Regardless, a lot of Americans ignored the law and drank alcohol in illegal bars called ‘speakeasies’. These bars were often owned and funded by gangsters, who became wealthy and powerful as a result of the demand for illegal alcohol sales. The most famous gangster of this era was called Al Capone.
Women experienced more freedom during this era than they had before. They were able to go out at night by themselves, dress in shorter skirts than before, and drink alcohol and dance in bars with men.
On the 8th of August, 1920, American women finally won the right to vote after decades of campaigning. As a result, female voters began to believe that other traditional limitations placed upon them because of their gender could also be challenged and overturned. Young women in particular, began doing anything that they considered to be the 'opposite' of traditional gender expectations.
Before World War One, young women were expected to wear long dresses that covered their bodies, were only allowed out in public with a close family member as an escort, and were strongly discouraged from consuming alcoholic substances outside of the home.
So, young women made a conscious decision to go against these 'old rules' They began wearing very short dresses, willingly smoked cigarettes and drank alcohol in public, and even attended public bars without an escort. Many older people became increasingly concerned about their behaviours and criticised their choices. They even laughed at their new dancing styles by saying that they looked like crazed birds that were 'flapping around'. As a result, young women who challenged traditional norms became known as 'flappers'.
While many people celebrated their new freedoms, many traditionally minded people were worried that it was going too far. As a result, there was a rise in popularity of more conservative political parties, as they promised to try and control the new social changes to keep the rest of society 'safe'.
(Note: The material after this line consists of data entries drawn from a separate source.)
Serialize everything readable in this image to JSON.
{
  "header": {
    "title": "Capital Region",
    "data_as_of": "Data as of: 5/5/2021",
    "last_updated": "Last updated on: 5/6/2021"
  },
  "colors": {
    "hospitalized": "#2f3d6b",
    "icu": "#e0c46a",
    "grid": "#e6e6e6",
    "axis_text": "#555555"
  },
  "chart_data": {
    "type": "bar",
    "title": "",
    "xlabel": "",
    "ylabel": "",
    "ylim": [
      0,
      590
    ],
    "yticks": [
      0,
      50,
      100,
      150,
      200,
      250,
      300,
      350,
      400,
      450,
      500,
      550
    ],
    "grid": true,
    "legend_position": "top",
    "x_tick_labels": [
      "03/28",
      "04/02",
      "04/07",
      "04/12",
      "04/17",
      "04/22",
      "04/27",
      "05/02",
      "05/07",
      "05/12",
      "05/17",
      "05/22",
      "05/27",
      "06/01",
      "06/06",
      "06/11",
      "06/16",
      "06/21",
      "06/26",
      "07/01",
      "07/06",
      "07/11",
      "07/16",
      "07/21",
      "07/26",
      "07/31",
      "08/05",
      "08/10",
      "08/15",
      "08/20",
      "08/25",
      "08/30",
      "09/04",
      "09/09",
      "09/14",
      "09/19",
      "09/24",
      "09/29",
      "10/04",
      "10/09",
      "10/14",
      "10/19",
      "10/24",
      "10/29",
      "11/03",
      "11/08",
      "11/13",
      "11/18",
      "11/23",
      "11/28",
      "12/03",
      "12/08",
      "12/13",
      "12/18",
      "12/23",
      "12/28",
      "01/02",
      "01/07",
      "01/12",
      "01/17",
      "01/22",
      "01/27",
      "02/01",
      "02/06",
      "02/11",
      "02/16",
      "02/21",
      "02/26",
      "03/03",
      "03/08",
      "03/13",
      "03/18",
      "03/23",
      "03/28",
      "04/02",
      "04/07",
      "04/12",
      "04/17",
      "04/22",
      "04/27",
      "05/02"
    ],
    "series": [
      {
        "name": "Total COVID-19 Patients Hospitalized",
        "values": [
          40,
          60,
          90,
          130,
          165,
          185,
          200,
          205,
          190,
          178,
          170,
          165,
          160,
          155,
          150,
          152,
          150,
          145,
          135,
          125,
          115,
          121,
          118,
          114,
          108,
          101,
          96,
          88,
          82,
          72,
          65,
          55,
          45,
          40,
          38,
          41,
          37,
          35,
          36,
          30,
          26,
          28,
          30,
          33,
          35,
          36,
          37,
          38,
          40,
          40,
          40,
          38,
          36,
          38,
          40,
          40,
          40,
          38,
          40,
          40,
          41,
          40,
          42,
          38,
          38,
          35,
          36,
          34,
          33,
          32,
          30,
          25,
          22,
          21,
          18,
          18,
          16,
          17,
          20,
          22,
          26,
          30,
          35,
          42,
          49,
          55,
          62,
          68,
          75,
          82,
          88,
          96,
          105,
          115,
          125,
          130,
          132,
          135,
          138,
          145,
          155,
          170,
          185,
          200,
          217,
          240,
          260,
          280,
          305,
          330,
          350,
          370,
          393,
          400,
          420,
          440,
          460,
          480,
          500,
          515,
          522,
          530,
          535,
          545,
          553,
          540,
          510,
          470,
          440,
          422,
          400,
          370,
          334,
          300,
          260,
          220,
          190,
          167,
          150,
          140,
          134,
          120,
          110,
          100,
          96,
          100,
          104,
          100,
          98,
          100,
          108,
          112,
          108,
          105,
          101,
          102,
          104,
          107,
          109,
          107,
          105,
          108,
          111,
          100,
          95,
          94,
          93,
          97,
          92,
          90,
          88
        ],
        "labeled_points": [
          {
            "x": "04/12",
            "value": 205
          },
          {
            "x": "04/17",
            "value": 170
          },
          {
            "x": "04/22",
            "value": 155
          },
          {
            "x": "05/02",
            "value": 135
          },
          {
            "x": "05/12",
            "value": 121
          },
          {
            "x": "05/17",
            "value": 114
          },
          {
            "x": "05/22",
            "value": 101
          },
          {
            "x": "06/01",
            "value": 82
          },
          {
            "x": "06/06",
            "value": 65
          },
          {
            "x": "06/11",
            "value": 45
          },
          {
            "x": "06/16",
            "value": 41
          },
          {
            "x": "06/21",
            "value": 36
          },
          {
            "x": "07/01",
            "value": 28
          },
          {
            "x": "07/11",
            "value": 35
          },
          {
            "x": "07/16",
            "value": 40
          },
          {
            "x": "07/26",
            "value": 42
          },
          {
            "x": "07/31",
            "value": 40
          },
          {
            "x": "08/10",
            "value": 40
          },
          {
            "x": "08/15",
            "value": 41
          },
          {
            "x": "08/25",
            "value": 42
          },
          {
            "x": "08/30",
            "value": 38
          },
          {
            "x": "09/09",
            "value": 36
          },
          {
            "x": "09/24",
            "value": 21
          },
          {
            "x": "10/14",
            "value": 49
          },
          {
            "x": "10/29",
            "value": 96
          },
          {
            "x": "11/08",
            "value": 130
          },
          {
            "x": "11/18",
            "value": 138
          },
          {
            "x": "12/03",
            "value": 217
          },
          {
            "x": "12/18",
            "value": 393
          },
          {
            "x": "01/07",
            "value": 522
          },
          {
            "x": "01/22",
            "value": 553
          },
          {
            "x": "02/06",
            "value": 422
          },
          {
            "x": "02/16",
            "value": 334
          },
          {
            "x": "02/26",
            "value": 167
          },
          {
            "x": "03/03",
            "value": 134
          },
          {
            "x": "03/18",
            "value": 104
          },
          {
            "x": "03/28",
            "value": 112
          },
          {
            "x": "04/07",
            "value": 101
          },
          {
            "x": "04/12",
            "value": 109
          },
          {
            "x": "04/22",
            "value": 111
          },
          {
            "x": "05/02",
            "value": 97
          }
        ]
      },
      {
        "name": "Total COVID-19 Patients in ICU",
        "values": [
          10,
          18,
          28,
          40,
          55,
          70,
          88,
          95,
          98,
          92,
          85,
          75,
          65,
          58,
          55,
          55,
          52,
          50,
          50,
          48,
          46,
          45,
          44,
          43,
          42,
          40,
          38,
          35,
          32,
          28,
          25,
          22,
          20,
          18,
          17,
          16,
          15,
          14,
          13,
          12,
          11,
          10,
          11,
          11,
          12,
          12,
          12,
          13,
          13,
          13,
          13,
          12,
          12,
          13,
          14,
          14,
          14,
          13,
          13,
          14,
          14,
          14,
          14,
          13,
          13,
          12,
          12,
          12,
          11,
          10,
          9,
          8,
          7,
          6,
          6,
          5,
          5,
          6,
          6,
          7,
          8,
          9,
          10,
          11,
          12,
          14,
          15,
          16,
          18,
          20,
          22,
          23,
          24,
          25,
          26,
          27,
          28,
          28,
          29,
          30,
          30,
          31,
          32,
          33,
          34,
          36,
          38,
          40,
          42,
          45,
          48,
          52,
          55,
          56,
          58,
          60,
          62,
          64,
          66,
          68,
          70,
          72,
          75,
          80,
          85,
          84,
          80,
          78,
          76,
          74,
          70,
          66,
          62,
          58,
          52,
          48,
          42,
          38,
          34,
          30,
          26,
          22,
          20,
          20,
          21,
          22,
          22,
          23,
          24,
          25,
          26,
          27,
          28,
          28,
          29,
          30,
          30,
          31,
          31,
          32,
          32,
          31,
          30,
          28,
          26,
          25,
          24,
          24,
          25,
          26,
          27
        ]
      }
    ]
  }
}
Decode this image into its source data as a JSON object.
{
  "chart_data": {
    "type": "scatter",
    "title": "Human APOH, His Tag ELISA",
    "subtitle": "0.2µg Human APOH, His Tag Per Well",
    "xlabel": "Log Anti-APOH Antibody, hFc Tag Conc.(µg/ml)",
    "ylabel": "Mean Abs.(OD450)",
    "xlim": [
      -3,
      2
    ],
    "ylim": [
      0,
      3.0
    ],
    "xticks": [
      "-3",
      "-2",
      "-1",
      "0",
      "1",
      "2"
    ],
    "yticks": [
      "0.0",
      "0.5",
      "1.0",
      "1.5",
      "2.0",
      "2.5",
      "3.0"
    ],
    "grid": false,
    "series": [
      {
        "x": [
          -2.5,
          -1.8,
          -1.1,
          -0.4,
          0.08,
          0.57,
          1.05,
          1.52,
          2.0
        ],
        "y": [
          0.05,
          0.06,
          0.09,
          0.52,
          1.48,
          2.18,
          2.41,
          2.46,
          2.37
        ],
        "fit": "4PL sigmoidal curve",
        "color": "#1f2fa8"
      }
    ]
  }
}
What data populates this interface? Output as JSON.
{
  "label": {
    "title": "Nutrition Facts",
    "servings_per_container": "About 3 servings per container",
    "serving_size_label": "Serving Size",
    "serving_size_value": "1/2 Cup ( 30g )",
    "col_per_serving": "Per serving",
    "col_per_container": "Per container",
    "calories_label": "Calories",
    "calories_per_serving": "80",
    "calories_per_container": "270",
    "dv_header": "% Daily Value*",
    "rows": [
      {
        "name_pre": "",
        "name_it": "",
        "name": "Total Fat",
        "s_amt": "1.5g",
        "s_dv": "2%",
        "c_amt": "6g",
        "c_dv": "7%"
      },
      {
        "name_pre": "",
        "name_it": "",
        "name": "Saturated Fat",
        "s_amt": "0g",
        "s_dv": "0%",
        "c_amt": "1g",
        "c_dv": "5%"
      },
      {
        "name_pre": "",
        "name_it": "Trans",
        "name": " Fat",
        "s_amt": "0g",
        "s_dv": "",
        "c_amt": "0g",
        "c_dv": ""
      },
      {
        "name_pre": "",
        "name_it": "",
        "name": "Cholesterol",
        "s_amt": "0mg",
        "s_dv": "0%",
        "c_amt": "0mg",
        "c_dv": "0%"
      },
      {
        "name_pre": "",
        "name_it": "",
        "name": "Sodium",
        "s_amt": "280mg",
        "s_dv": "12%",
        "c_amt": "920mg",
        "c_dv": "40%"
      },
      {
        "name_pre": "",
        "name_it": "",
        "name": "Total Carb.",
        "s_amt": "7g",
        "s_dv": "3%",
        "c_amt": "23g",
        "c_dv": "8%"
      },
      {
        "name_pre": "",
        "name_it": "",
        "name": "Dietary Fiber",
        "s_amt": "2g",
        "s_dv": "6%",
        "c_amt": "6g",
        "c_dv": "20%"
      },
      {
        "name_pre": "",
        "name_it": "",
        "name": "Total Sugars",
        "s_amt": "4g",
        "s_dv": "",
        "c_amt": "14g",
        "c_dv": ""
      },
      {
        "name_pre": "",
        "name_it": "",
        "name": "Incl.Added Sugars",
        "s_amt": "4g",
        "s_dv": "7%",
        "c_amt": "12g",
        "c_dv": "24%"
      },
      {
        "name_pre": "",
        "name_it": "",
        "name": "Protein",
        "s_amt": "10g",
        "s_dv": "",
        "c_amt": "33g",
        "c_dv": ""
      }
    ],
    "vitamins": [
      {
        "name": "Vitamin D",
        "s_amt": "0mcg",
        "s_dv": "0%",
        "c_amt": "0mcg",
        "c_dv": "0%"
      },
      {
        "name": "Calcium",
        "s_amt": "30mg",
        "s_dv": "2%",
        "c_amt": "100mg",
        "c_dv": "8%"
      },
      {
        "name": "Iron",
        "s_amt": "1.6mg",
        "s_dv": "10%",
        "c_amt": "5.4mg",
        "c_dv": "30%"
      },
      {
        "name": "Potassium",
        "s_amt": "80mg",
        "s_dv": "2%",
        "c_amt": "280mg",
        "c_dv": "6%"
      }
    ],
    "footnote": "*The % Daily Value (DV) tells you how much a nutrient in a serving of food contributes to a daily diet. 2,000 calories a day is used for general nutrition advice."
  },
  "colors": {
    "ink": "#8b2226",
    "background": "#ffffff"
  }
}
These political parties also sought to defend those people who had not benefited from the economic booms of the 1920s. While many of the people who gained the most were in urban centres in the north of America, the wealth and new opportunities were not shared equally by all members of society.
For example, farmers and rural communities usually didn't receive increased income or new technologies. They were still vulnerable to poor rainfall and droughts. Also, many young men that had only ever been soldiers during the First World War, struggled to find jobs as civilians. Many were scarred emotionally and physically from their time at war, and used alcohol as a coping mechanism. Low-paid laborers, who were able to get jobs, often had to go on strike to increase their wages.
Frustration among some social groups saw a rise in violence against African Americans and migrants as people looked for scapegoats. One racist group, known as the Ku Klux Klan, saw an increase in members during this decade. By 1925, it had five million people involved. This fueled lynchings and other violent crimes against black Americans.
This highlighted the increasing inequalities experienced in African American communities. Racist laws created during the Reconstruction Era became harshly enforced. Many political activists pointed out that the Roaring Twenties was not a positive experience for the most marginalised people of the United States.
As a result, when the economic boom came to a halt towards the end of 1929 and the Great Depression began, the most disadvantaged in society suffered the most.